The Lexicoder Sentiment Dictionary (LSD)
The LSD is a bag-of-words dictionary designed for the automated coding of sentiment in news coverage, legislative speech and other text. It is discussed and tested in detail in Young and Soroka 2012 and is freely available for academic use.
The LSD was initially designed to be run in Lexicoder, Java-based software for automated content analysis designed by Mark Daku, myself, and Lori Young. The software is no longer updated, but the dictionary is still widely used. It is included directly in the in the quanteda package for R. We strongly recommend using the quanteda implementation of the dictionary.
For those who would prefer to implement the dictionary outside of quanteda, you can look over the user agreement and then download the dictionary.
Citation: Young, L. and Soroka, S. 2012. Lexicoder Sentiment Dictionary.
Much of the research using the LSD is available through this search. The original pre-processors designed to improve the performance of the LSD have been adapted for implementation in R, by Emily Luxon (University of Michigan at Dearborn), and can be downloaded as a single R script by clicking here. A French-language version of the LSD is also available, produced by Duval and Petry, here.
Topic Dictionaries
The Lexicoder Topic Dictionaries were aimed at capturing topics in news content, legislative debates, and policy documents. These were preliminary dictionaries, designed to capture the Major Topic codes from the comparative Policy Agendas project in English, Dutch, and Hebrew. These dictionaries were developed in conjunction with the INFOPOL project.
We are not continuing with the development of these dictionaries, but they have served a useful starting point for researchers interested in capturing topics. The draft versions of English and Dutch dictionaries can be downloaded here.

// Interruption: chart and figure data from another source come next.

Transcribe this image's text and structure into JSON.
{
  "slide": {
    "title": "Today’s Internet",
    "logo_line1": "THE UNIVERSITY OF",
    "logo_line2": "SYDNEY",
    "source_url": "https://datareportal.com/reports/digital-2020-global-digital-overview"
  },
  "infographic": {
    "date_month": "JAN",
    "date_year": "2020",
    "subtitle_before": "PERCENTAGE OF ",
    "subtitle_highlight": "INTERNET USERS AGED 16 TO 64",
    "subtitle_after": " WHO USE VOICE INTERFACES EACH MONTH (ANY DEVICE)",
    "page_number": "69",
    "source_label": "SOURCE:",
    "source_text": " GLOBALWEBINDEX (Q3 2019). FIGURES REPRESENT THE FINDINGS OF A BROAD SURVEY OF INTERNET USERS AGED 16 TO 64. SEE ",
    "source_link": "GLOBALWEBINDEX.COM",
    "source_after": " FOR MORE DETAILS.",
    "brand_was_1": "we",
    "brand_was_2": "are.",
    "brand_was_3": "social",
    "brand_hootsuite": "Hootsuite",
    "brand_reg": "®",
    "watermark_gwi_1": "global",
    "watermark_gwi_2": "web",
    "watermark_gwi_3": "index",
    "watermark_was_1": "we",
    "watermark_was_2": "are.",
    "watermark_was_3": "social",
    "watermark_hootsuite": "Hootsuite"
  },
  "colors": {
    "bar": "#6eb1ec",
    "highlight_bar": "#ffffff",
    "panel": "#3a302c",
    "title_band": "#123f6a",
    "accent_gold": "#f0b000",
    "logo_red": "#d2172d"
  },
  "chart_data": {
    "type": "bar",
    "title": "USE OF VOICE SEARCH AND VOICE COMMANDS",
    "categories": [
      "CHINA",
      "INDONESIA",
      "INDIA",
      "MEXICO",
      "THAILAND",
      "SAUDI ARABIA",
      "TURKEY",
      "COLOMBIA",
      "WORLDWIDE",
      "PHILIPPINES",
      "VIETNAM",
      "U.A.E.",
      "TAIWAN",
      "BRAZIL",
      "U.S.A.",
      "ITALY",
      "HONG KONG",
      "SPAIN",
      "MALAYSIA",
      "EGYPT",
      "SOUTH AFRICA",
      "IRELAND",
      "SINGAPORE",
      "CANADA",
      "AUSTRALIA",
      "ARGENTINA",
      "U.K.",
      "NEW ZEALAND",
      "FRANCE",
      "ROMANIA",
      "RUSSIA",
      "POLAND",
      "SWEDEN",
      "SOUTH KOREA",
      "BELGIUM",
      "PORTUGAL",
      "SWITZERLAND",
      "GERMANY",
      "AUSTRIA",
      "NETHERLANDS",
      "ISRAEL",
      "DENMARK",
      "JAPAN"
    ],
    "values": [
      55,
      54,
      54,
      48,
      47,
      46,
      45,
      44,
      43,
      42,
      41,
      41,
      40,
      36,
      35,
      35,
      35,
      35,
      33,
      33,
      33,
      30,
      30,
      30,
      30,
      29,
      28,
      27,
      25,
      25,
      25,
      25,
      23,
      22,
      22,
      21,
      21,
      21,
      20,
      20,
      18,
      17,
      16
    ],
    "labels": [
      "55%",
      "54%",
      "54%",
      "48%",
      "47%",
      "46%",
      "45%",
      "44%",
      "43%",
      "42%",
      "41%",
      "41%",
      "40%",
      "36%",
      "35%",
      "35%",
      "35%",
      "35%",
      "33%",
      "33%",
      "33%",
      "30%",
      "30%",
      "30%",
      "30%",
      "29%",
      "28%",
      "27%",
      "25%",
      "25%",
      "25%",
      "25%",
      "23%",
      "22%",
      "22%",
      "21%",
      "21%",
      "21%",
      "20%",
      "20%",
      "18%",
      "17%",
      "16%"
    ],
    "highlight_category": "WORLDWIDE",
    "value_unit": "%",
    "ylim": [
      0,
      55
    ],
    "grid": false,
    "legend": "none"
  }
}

Citation: Albugh, Quinn, Julie Sevenans and Stuart Soroka. 2013. Lexicoder Topic Dictionaries, June 2013 versions, McGill University, Montreal, Canada.

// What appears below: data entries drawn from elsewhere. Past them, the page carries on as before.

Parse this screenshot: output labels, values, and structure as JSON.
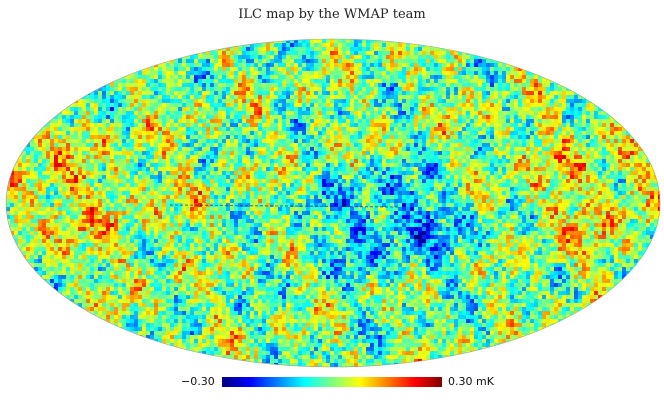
{
  "title": "ILC map by the WMAP team",
  "map": {
    "projection": "mollweide",
    "colormap": [
      "#00007f",
      "#0000ff",
      "#007fff",
      "#00ffff",
      "#7fff7f",
      "#ffff00",
      "#ff7f00",
      "#ff0000",
      "#7f0000"
    ],
    "background": "#ffffff"
  },
  "colorbar": {
    "min_label": "−0.30",
    "max_label": "0.30 mK"
  }
}
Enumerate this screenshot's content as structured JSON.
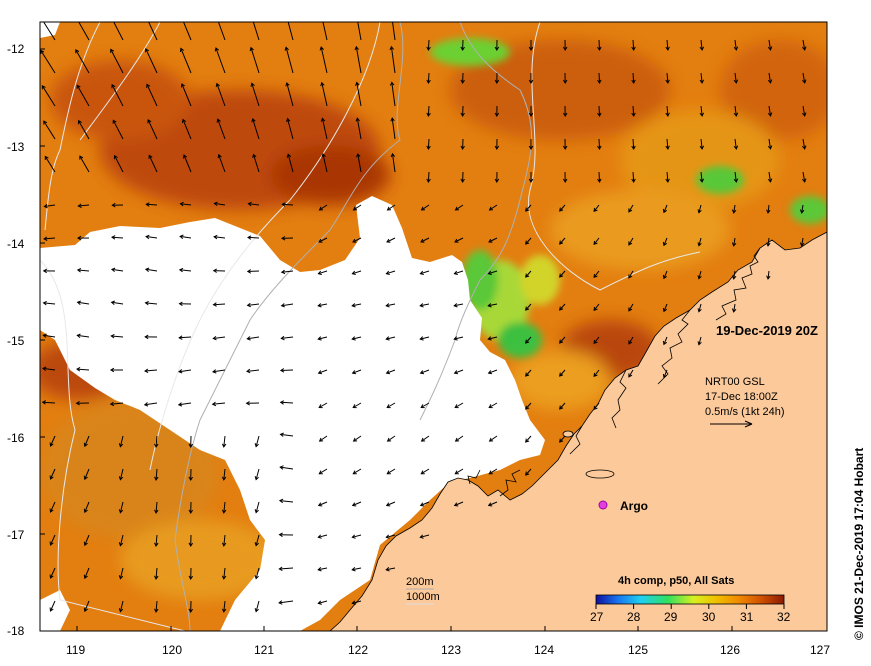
{
  "map": {
    "date_label": "19-Dec-2019 20Z",
    "currents_source": "NRT00 GSL",
    "currents_time": "17-Dec 18:00Z",
    "scale_label": "0.5m/s (1kt 24h)",
    "argo_label": "Argo",
    "contour_200m_label": "200m",
    "contour_1000m_label": "1000m",
    "credit": "© IMOS 21-Dec-2019 17:04 Hobart",
    "lat_ticks": [
      "-12",
      "-13",
      "-14",
      "-15",
      "-16",
      "-17",
      "-18"
    ],
    "lon_ticks": [
      "119",
      "120",
      "121",
      "122",
      "123",
      "124",
      "125",
      "126",
      "127"
    ],
    "extent": {
      "lon": [
        118.63,
        127
      ],
      "lat": [
        -18,
        -11.75
      ]
    },
    "colors": {
      "land": "#fbc99a",
      "ocean_base": "#e07a0c",
      "no_data": "#ffffff",
      "argo": "#e040e0"
    }
  },
  "colorbar": {
    "title": "4h comp, p50, All Sats",
    "ticks": [
      "27",
      "28",
      "29",
      "30",
      "31",
      "32"
    ],
    "range": [
      27,
      32
    ],
    "units_note": ""
  }
}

The Discrete Emotions Dictionary (DED)
Some colleagues at the University of Michigan and I have taken a first shot at a dictionary designed to identify discrete emotions in political text. The dictionary may be useful on its own, or as a first step in more complex automated analyses. The paper and dictionary have been deposited at the OSF, and are available here.
Citation: Fioroni, Sarah, Ariel Hasell, Stuart Soroka and Brian Weeks. 2021. “Constructing a Dictionary for the Automated Identification of Discrete Emotions in News Content.” OSF Preprint, DOI 10.17605/OSF.IO/CBM9E.